The novel is a translation from the German by Marshall Yarbrough. I am always tempted, when reading a translation, to blame linguistic discomfort on the transfer from one language to another. That argument doesn’t work here, however, in part because German and English are so similarly constructed and written, and in part because the English throughout flows so naturally.

Self-Portrait is a short book, only 224 pages, with 19 chapters, some only three pages long. Each chapter begins with a page showing only the chapter title, followed by a blank page. The result is that the actual text is even shorter than it looks. But it took me longer to read this book than other novels two to three times as long. I so often had to stop, go back, and reread to try to understand. The following passage is typical:

The visible conceals the invisible.
Like even numbers conceal the odd, like a fan conceals a face?
A movie star, female, a big icon, in an interview: “I’m only a beautiful woman when no one’s looking.”

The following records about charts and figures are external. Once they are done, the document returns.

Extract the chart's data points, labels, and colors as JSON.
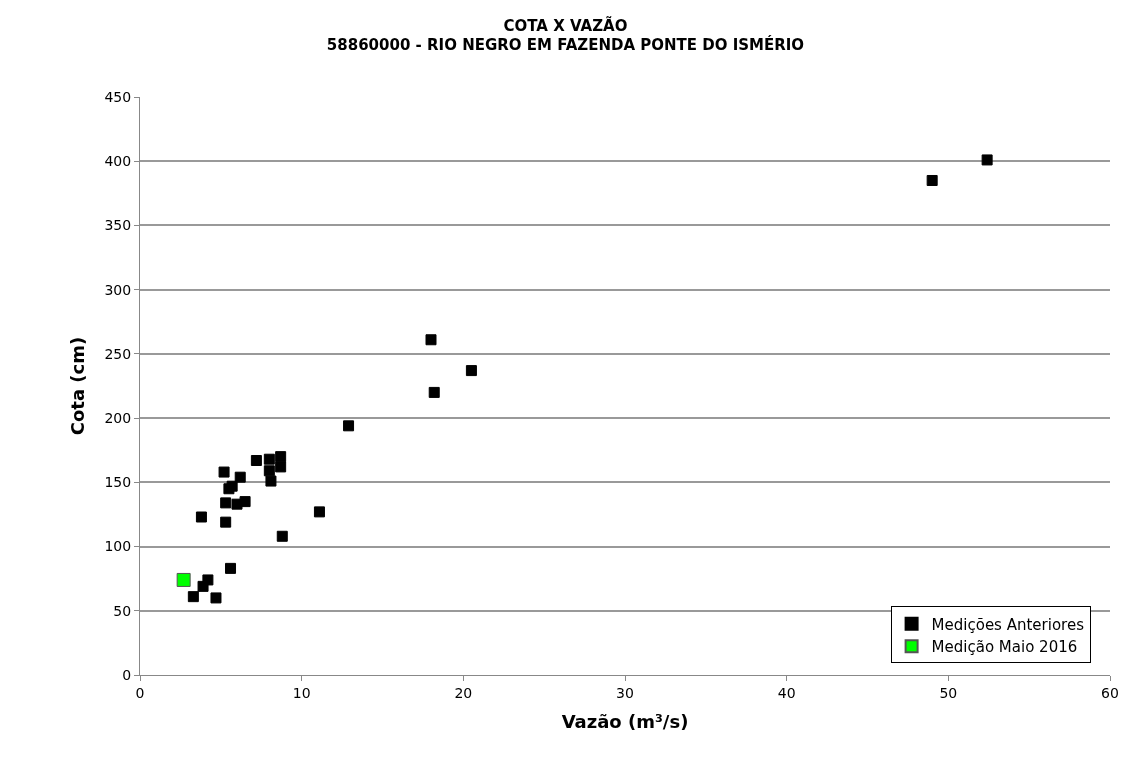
{
  "chart_data": {
    "type": "scatter",
    "title": "COTA X VAZÃO",
    "subtitle": "58860000 - RIO NEGRO EM FAZENDA PONTE DO ISMÉRIO",
    "xlabel": "Vazão (m³/s)",
    "ylabel": "Cota (cm)",
    "series": [
      {
        "name": "Medições Anteriores",
        "color": "#000000",
        "x": [
          3.3,
          3.9,
          4.2,
          4.7,
          5.6,
          3.8,
          5.3,
          5.3,
          5.5,
          5.7,
          5.2,
          6.0,
          6.2,
          6.5,
          7.2,
          8.0,
          8.0,
          8.1,
          8.7,
          8.7,
          8.8,
          11.1,
          12.9,
          18.0,
          18.2,
          20.5,
          49.0,
          52.4
        ],
        "values": [
          61,
          69,
          74,
          60,
          83,
          123,
          119,
          134,
          145,
          147,
          158,
          133,
          154,
          135,
          167,
          168,
          159,
          151,
          170,
          162,
          108,
          127,
          194,
          261,
          220,
          237,
          385,
          401
        ]
      },
      {
        "name": "Medição Maio 2016",
        "color": "#00ff00",
        "x": [
          2.7
        ],
        "values": [
          74
        ]
      }
    ],
    "xlim": [
      0,
      60
    ],
    "xticks": [
      0,
      10,
      20,
      30,
      40,
      50,
      60
    ],
    "ylim": [
      0,
      450
    ],
    "yticks": [
      0,
      50,
      100,
      150,
      200,
      250,
      300,
      350,
      400,
      450
    ],
    "grid": "y",
    "legend": "bottom right",
    "marker": "square"
  }
}
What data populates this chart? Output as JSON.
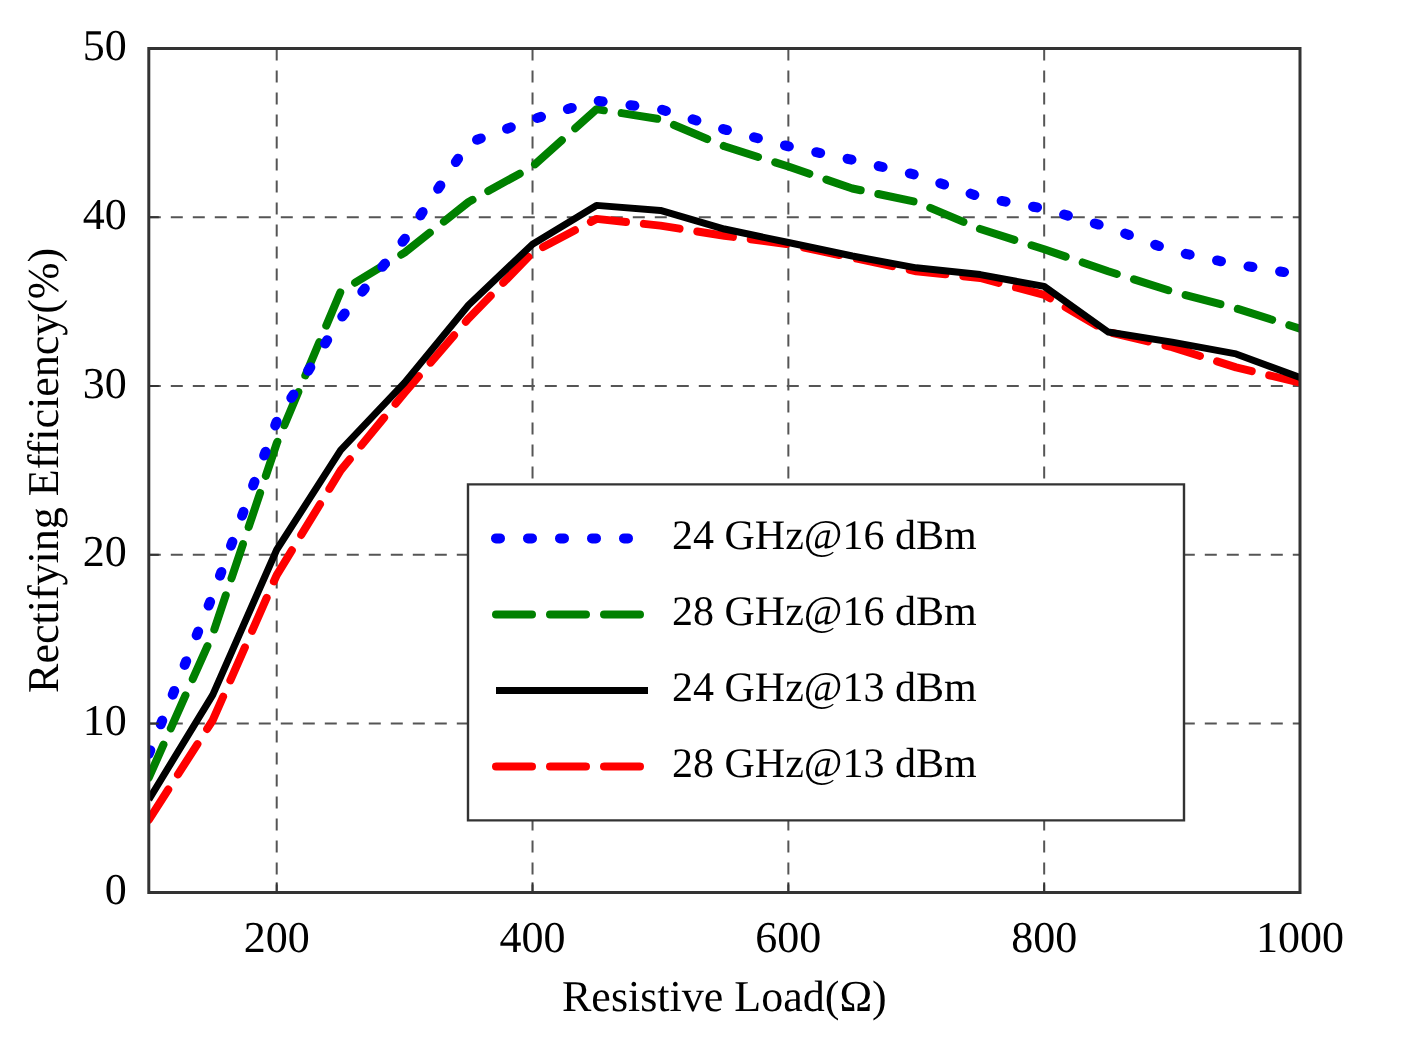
{
  "chart_data": {
    "type": "line",
    "xlabel": "Resistive Load(Ω)",
    "ylabel": "Rectifying Efficiency(%)",
    "x": [
      100,
      150,
      200,
      250,
      300,
      350,
      400,
      450,
      500,
      550,
      600,
      650,
      700,
      750,
      800,
      850,
      900,
      950,
      1000
    ],
    "series": [
      {
        "name": "24 GHz@16 dBm",
        "color": "#0000ff",
        "line_style": "dotted",
        "values": [
          8.2,
          17.6,
          27.9,
          34.0,
          38.7,
          44.4,
          45.8,
          46.9,
          46.4,
          45.2,
          44.2,
          43.4,
          42.5,
          41.2,
          40.5,
          39.4,
          38.0,
          37.2,
          36.6
        ]
      },
      {
        "name": "28 GHz@16 dBm",
        "color": "#008000",
        "line_style": "dashed",
        "values": [
          6.8,
          15.3,
          26.6,
          35.6,
          37.9,
          40.9,
          43.0,
          46.4,
          45.8,
          44.2,
          43.0,
          41.7,
          40.9,
          39.3,
          38.1,
          36.8,
          35.6,
          34.6,
          33.4
        ]
      },
      {
        "name": "24 GHz@13 dBm",
        "color": "#000000",
        "line_style": "solid",
        "values": [
          5.5,
          11.7,
          20.3,
          26.2,
          30.2,
          34.8,
          38.4,
          40.7,
          40.4,
          39.3,
          38.5,
          37.7,
          37.0,
          36.6,
          35.9,
          33.2,
          32.6,
          31.9,
          30.5
        ]
      },
      {
        "name": "28 GHz@13 dBm",
        "color": "#ff0000",
        "line_style": "dashed",
        "values": [
          4.3,
          10.2,
          18.8,
          25.0,
          29.6,
          34.0,
          37.9,
          39.9,
          39.5,
          38.9,
          38.4,
          37.6,
          36.8,
          36.4,
          35.4,
          33.2,
          32.3,
          31.1,
          30.2
        ]
      }
    ],
    "xlim": [
      100,
      1000
    ],
    "xticks": [
      200,
      400,
      600,
      800,
      1000
    ],
    "ylim": [
      0,
      50
    ],
    "yticks": [
      0,
      10,
      20,
      30,
      40,
      50
    ],
    "grid": true,
    "legend": "bottom right",
    "marker": "none"
  }
}
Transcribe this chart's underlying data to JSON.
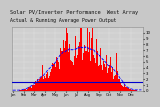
{
  "title1": "Solar PV/Inverter Performance  West Array",
  "title2": "Actual & Running Average Power Output",
  "title_fontsize": 3.8,
  "bg_color": "#c8c8c8",
  "plot_bg_color": "#d0d0d0",
  "bar_color": "#ff0000",
  "avg_line_color": "#0000ff",
  "ref_line_color": "#0000cc",
  "ref_line_y": 1.5,
  "n_points": 365,
  "ylim": [
    0,
    11
  ],
  "yticks": [
    0,
    1,
    2,
    3,
    4,
    5,
    6,
    7,
    8,
    9,
    10
  ],
  "ytick_labels": [
    "0",
    "1",
    "2",
    "3",
    "4",
    "5",
    "6",
    "7",
    "8",
    "9",
    "10"
  ],
  "grid_color": "#ffffff",
  "month_ticks": [
    0,
    31,
    59,
    90,
    120,
    151,
    181,
    212,
    243,
    273,
    304,
    334
  ],
  "month_labels": [
    "Jan",
    "Feb",
    "Mar",
    "Apr",
    "May",
    "Jun",
    "Jul",
    "Aug",
    "Sep",
    "Oct",
    "Nov",
    "Dec"
  ],
  "legend_items": [
    "-- Actual kW",
    "-- Running Avg kW"
  ]
}
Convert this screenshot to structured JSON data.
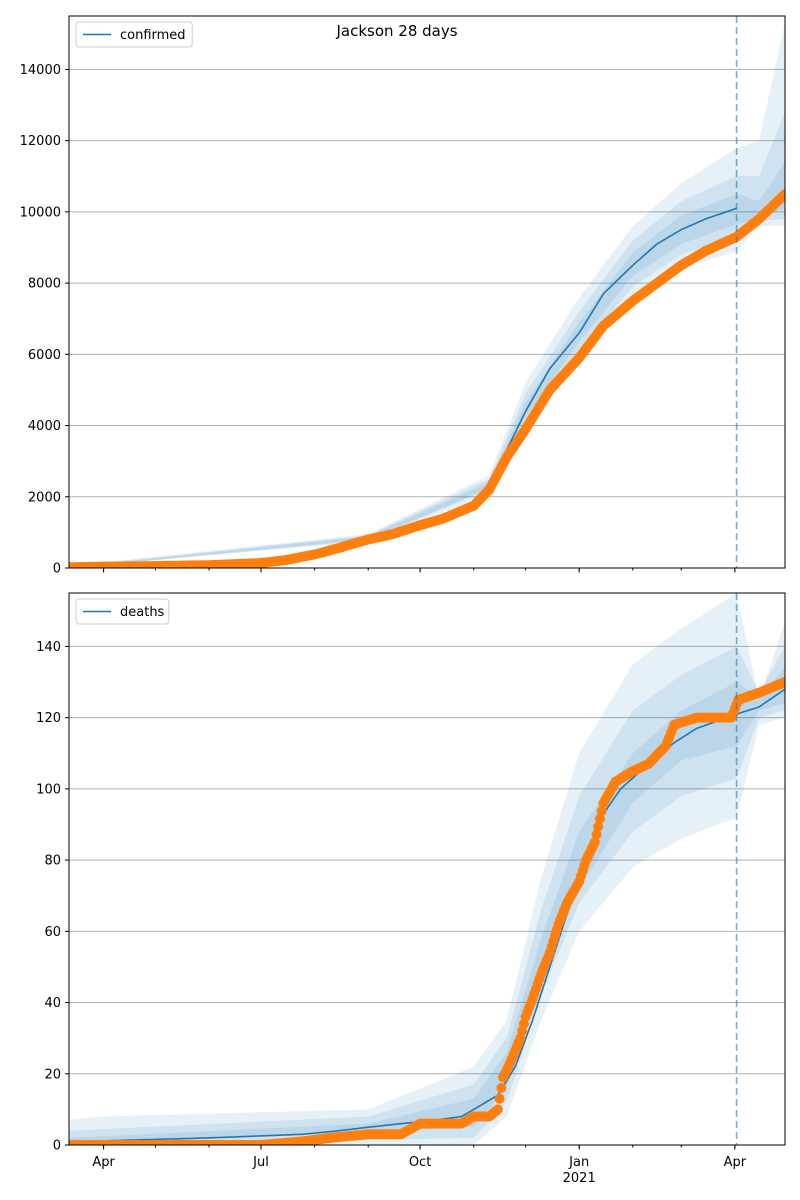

The story ends as it began. The narrator has been away from Vienna for half a year. When he returns, he seeks out Suvorin and can’t find him. He walks through the streets near the coffeehouse and even asks about Suvorin. No luck. He returns to La Gondola only to discover that it is no longer there. It has been replaced by a restaurant whose staff knows nothing of Suvorin. He wonders if the musician might have died. Then, one day, he finds him again. The novel concludes with a description of Suvorin drinking coffee:

“…[H]e puckers his lips like a flautist, it’s just that the sound we hear isn’t a flute, it’s a whistle, not loud, not even unpleasant, a breath, breathing in the smallest possible quantity.
His tongue, curved like a spoon, receives the first drop, sucks it up — a joy, what a joy such things can bring.”

I finished reading the book doing as I’d done from the beginning: scratching my head.

Tom Glenn, who has worked in seven languages other than English, holds, along with several other degrees, a B.A. in music. Having spent more than 30 years as a clandestine signals-intelligence operative, he retired as early as he could to write fiction full time. He now has six books and 17 short stories in print.